We follow the National Curriculum and year group timetables show how lessons are planned over a regular week. The existing National Curriculum was published in 1999 - it is currently being reviewed, with changes likely to take place from September 2014.
Where it benefits learning, lessons will be developed around themes and cross-curricular links will be used to enahnce pupils' understanding that, for example, literacy and maths skills are not just for those lessons, but can and should be used at other times too!
Courthouse is also well known for our music, with performances at Christmas and the end of the academic year, but in between the choir, orchestra and recorder groups play on many occasions and to a wide range of audiences.
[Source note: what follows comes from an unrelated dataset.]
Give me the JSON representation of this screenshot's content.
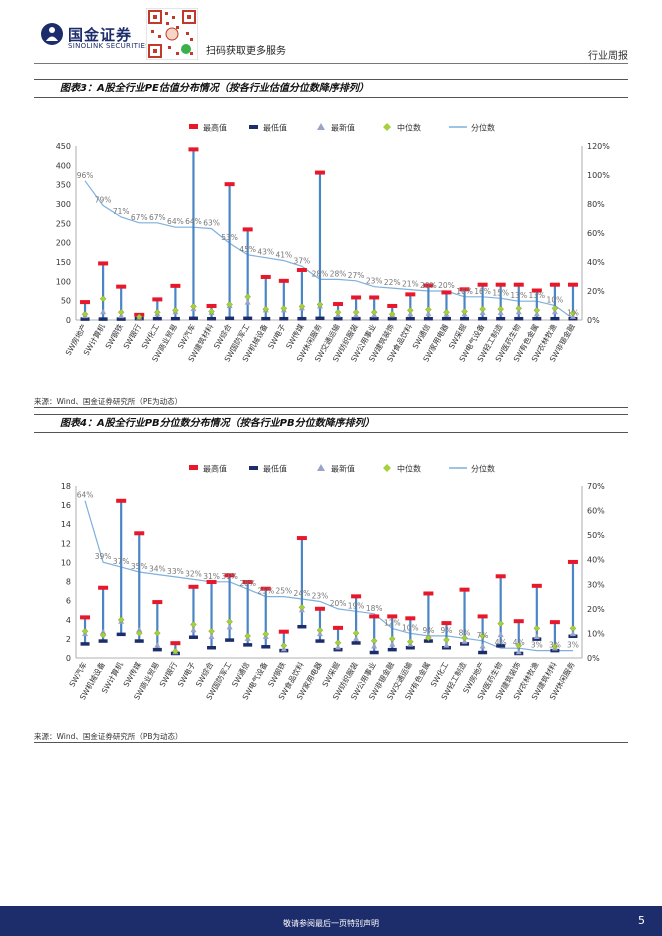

Each subject area in the Curriculum section includes details of the National Curriculum, as many parents express an interest in this. However, much of it is written for the education profession and the use of 'teacher speak' is common. If parts are difficult to follow, don't hesitate to ask us for further explanation or clarification. Note also that the level descriptions go beyond Primary expectations of levels 3 - 5 up to level 8, which is the target for the end of Key Stage 4. The idea is that parents can get a rough idea of the scope of a subject, as it is taught at Key Stage 2 and maybe engage in more meaningful discussions with their children:
Perhaps the common conversation -
"What did you do at school today?"
Can continue with something along the lines of -
"Aren't you learning how to separate different solids by using a sieve? I've got one here in the kitchen, let's find some things to put through it ... ".